A partir de recolhas de viva voz, de gente habituada uma vida inteira a ouvir as marés, auscultar a terra e acompanhar o ritmo das estações, juntam-lhe uns pozinhos de influência árabe e da passagem dos romanos e, por fim, faz-se a “simbiose entre a terra e o mar”. Isto resulta numa herança milenar única, algarvia até à medula, que transborda destas 320 páginas reunidas em edição da Tinta da China.
Doutorada em Ciências do Ambiente e investigadora em Sociologia da Alimentação, Maria Manuel Valagão é professora e autora de livros, como o especialíssimo “Natureza, Gastronomia & Lazer”, que põem o foco, diríamos nós, na “antropologia do comer”. E já vinha a cozinhar este compêndio, pelo menos no forno das ideias, que as apura e reduz ao essencial, há 20 anos, como forma de cristalizar as suas raízes familiares. São seus os textos, a coordenação de conteúdos e tantas receitas maternas.

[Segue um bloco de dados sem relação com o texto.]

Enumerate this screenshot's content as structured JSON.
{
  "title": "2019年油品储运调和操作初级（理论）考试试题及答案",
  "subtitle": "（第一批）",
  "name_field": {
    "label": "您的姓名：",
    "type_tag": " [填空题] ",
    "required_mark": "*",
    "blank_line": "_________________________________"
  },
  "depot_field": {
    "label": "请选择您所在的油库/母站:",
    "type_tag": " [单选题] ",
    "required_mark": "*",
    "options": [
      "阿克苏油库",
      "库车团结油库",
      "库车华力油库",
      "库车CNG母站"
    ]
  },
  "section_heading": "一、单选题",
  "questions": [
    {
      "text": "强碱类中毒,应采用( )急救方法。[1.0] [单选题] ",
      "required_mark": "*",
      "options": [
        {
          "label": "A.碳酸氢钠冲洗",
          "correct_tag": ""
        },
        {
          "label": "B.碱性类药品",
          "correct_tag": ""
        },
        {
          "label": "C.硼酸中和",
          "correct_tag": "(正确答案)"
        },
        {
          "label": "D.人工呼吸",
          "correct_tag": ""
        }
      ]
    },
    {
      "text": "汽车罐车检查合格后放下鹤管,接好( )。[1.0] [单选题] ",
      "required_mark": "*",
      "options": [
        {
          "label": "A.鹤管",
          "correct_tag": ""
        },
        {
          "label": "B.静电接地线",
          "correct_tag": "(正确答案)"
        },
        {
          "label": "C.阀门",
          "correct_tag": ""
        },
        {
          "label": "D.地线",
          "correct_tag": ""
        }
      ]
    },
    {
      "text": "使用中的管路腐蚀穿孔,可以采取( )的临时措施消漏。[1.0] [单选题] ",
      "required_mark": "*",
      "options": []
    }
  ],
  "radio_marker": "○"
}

Ao jovem e premiado chef Bertílio Gomes lançou o desafio de as reinventar e actualizar, trazendo também ingredientes de sempre para a cozinha de hoje. E sobre Vasco Célio, fotógrafo com base no Algarve a trabalhar para o mundo inteiro, recaiu a escolha para ilustrar tanta abundância. Também disponível numa edição em inglês com a colaboração de Kevin Gould, jornalista do The Guardian que tem uma casa de férias no Algarve e participou de algum trabalho no terreno. Para que o mundo saiba que no Algarve também há “more than meets the eye”. Camadas e camadas de história também à mesa.